Femtosecond pulsed laser photodynamic therapy activates melanin and eradicates malignant melanoma

Abstract

Photodynamic therapy (PDT) relies on a series of photophysical and photochemical reactions leading to cell death. While effective for various cancers, PDT has been less successful in treating pigmented melanoma due to high light absorption by melanin. Here, this limitation is addressed by 2-photon excitation of the photosensitizer (2p-PDT) using ~100 fs pulses of near-infrared laser light. A critical role of melanin in enabling rather than hindering 2p-PDT is elucidated using pigmented and non-pigmented murine melanoma clonal cell lines in vitro. The photocytotoxicities were compared between a clinical photosensitizer (Visudyne) and a porphyrin dimer (Oxdime) with ~600-fold higher σ_2p value. Unexpectedly, while the 1p-PDT responses are similar in both cell lines, 2p activation is much more effective in killing pigmented than non-pigmented cells, suggesting a dominant role of melanin 2p-PDT. The potential for clinical translational is demonstrated in a conjunctival melanoma model in vivo, where complete eradication of small tumors was achieved. This work elucidates the melanin contribution in multi-photon PDT enabling significant advancement of light-based treatments that have previously been considered unsuitable in pigmented tumors.

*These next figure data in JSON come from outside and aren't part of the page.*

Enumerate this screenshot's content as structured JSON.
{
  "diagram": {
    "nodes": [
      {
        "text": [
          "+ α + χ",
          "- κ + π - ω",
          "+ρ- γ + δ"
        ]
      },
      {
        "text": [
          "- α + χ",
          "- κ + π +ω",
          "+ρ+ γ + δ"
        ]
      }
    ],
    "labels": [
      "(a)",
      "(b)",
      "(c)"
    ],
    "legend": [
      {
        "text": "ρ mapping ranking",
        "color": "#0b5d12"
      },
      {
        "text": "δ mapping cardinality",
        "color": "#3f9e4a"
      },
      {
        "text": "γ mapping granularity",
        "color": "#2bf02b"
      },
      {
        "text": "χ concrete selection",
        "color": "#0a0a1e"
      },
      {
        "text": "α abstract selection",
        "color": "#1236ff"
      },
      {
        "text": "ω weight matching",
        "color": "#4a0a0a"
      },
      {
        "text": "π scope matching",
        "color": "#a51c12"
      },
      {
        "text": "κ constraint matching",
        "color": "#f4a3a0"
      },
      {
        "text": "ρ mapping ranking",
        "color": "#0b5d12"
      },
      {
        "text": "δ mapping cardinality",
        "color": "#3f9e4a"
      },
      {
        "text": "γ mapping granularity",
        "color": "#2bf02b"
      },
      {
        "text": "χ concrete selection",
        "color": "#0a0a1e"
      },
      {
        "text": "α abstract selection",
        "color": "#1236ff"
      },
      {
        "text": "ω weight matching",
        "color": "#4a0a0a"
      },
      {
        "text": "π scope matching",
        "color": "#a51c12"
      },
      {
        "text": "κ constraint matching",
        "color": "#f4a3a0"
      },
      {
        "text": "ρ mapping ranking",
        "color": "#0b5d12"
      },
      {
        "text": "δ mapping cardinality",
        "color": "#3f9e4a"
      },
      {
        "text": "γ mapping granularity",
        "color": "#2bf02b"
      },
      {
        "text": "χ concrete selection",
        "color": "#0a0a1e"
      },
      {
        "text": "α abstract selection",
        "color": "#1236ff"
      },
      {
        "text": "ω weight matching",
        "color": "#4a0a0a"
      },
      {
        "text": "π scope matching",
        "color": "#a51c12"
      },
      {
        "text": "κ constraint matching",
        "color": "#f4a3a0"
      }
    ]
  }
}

Keywords: melanin; melanoma; multiphoton; ocular melanoma; photodynamic therapy.

Fig. 1.

Pulsed-laser PDT responses. (A and B) Micrographs of pigmented and non-pigmented cells treated using Visudyne. (C–E) Normalized cell viability measured by cell morphology (means ± 1 SD, n = 9) for Visudyne (2.5 µM, 3 h incubation), Oxdime (10 µM, 1 h incubation), and corresponding light-only controls. (F) Fluences (Jcm⁻²) for 50% cell kill.

Fig. 2.

(A and B) Spectral fluorescence imaging of B16F10 cells after fs pulsed irradiation, showing variable inter- and intra-cellular melanin emission. Panel C shows the averaged spectra over five different individual cells. The overlap of the melanin fluorescence emission and the photosensitizer absorption spectra is evident in D and E.

Fig. 3.

Representative log–log plots of fluorescence emission as a function of pulsed laser power for individual cells. (A) B16F10 cells without Visudyne (melanin fluorescence only). (B) B16F10 cells with Visudyne (3 h incubation, 2.5 µM). (C) B78H1 cells with Visudyne (3 h incubation, 2.5 µM). The slopes (±1 SD) for the linear regression fits are listed for each cell.

Fig. 4.

Photosensitizer photobleaching (A–C and G–I) and ROS generation (D–F and G–I) during multi-photon PDT using 3 different average laser powers of 29, 42, and 55 mW at 865 nm for Visudyne (A–F) and 25, 36, and 48 mW for Oxdime (G–I). Each plot is normalized to the value following the first laser scan at a given power. The photobleaching rates (β, cm² J⁻¹) were calculated by fitting to a single exponential form, I = I₀ e^−βE. Error bars correspond to SD, n = 4 each over 50 cells.

Fig. 5.

H&E-stained sections of smaller pigmented tumors at 48 h post-treatment. Each row shows different sections for the same eye and black arrows indicate the tumor. (A) light-only, (B) 2p-PDT with 0.5 mg/kg Visudyne, (C) with 0.8 mg/kg Visudyne. Although some residual tumor is still present in A and B, complete ablation is seen at the highest photosensitizer concentration (C). (Scale bar indicates 2 mm.)